Private browser processing

Convert Subtitle Files Without Uploading Them

CaptionShift is a local subtitle converter for SRT, WebVTT, SBV, and ASS files. It is useful when caption text is confidential or when you want to review a conversion without sending the file to a remote service.

What local processing means

The selected subtitle file is read by the browser, parsed into timing-and-text cues, shown in a preview, and converted into a local download. The converter’s Content Security Policy blocks background connections, and the product does not add analytics or advertising scripts.

Select file → parse locally → preview cues → choose output → download locally

Privacy is an architecture choice, not a promise that a device is risk-free. Browser extensions, other software, device access, and screenshots remain outside CaptionShift’s control.
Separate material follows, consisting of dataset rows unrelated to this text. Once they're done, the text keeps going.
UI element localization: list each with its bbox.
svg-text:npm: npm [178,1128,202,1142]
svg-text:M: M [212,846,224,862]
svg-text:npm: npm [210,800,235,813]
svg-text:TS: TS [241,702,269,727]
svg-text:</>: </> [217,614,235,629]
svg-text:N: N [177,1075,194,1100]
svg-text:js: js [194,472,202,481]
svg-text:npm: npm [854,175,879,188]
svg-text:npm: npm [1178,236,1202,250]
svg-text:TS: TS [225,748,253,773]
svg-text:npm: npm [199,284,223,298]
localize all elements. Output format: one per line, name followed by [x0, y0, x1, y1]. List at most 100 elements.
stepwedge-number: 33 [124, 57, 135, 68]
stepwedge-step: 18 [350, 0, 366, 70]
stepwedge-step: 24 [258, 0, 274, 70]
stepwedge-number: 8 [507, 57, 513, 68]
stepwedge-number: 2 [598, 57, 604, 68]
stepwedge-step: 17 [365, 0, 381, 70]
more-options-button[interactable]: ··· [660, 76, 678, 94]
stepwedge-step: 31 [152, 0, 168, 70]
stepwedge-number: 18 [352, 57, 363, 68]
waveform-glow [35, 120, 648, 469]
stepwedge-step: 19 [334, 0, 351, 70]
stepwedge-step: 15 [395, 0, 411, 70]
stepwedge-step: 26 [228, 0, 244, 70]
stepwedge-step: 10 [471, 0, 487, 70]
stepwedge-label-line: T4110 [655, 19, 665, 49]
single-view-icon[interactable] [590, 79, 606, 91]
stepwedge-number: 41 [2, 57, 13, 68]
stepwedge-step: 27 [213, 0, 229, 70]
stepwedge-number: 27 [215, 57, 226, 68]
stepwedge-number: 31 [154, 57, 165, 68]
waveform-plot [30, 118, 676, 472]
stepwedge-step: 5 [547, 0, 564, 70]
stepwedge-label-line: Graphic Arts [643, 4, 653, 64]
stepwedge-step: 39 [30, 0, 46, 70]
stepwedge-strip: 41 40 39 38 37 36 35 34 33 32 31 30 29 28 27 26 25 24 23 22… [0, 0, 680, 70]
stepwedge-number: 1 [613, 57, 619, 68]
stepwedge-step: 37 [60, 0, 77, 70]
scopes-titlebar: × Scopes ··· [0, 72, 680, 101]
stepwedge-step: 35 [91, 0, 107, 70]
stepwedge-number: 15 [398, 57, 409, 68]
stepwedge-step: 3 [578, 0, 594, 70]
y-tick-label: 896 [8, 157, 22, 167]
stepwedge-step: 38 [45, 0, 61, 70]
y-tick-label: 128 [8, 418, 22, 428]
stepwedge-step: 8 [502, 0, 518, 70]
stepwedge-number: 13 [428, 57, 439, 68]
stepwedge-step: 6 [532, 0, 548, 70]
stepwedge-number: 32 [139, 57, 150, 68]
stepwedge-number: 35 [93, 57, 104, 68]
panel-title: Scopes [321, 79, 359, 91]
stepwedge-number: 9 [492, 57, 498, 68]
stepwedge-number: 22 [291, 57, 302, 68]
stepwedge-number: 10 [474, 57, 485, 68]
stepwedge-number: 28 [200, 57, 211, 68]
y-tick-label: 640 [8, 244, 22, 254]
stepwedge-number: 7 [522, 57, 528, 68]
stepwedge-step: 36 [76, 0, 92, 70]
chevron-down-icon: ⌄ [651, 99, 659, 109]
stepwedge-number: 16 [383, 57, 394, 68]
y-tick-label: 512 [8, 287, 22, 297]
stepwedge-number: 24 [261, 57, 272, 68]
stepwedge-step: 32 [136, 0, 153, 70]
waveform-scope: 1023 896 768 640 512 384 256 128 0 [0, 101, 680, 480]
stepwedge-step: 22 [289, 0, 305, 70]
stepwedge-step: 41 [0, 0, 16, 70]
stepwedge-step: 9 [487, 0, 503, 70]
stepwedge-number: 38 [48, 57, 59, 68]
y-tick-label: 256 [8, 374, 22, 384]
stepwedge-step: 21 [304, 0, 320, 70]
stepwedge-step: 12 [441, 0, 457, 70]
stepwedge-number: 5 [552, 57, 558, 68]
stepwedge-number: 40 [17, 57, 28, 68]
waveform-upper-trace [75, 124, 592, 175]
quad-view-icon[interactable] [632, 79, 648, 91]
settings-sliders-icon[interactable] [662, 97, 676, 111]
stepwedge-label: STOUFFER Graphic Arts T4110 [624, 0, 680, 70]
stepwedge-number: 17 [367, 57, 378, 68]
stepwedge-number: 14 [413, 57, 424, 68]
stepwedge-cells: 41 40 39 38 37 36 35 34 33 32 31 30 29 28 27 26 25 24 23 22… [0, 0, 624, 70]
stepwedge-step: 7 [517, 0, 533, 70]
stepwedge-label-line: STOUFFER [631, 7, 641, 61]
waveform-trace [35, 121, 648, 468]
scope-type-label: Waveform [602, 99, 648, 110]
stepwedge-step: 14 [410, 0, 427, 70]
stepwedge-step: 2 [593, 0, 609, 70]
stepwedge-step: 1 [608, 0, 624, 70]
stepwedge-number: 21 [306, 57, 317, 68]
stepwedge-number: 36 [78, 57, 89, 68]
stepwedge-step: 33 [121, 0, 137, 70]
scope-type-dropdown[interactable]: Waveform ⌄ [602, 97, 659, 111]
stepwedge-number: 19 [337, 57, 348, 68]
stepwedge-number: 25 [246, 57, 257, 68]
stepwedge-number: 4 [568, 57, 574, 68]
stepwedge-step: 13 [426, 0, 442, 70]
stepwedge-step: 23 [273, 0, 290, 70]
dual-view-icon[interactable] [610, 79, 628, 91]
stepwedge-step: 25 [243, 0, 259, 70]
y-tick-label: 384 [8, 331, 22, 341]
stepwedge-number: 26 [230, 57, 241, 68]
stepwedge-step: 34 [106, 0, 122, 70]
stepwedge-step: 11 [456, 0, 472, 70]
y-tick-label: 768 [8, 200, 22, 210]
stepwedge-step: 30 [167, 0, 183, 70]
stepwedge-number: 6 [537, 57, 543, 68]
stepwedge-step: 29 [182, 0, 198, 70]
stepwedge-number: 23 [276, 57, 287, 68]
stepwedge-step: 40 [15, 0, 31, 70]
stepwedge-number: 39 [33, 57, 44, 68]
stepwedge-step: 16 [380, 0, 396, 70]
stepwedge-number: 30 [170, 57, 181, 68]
Private conversion workflow

  1. Use a trusted device and browser for the caption file.
  2. Select one supported subtitle file up to 5 MB.
  3. Check the visible cue preview and validation message.
  4. Choose SRT, WebVTT, SBV, or ASS and apply a fixed offset only when appropriate.
  5. Download the result and clear the page state when finished on a shared device.

Limitations to keep visible

  • ASS styling, fonts, positioning, effects, and script metadata may be lost in simpler outputs.
  • WebVTT cue settings and regions are not guaranteed to round-trip to SRT or other formats.
  • The converter does not translate, transcribe, process video, or repair synchronization drift.
  • Only the first 200 cues are shown in the preview; the file size limit is 5 MB.

Private subtitle questions

Does CaptionShift send my file to a server?

No. The converter processes the selected subtitle file in the browser, and the CSP blocks background network connections from the converter.

Should I use this on a shared computer?

Use a trusted device when possible. Clear the page state afterward and remember that browser history, extensions, screenshots, and other local access are outside the converter’s privacy boundary.

Does private processing preserve styling?

Privacy and format preservation are separate questions. Local processing prevents the converter from uploading the file, but conversion between formats can still discard unsupported styling or metadata.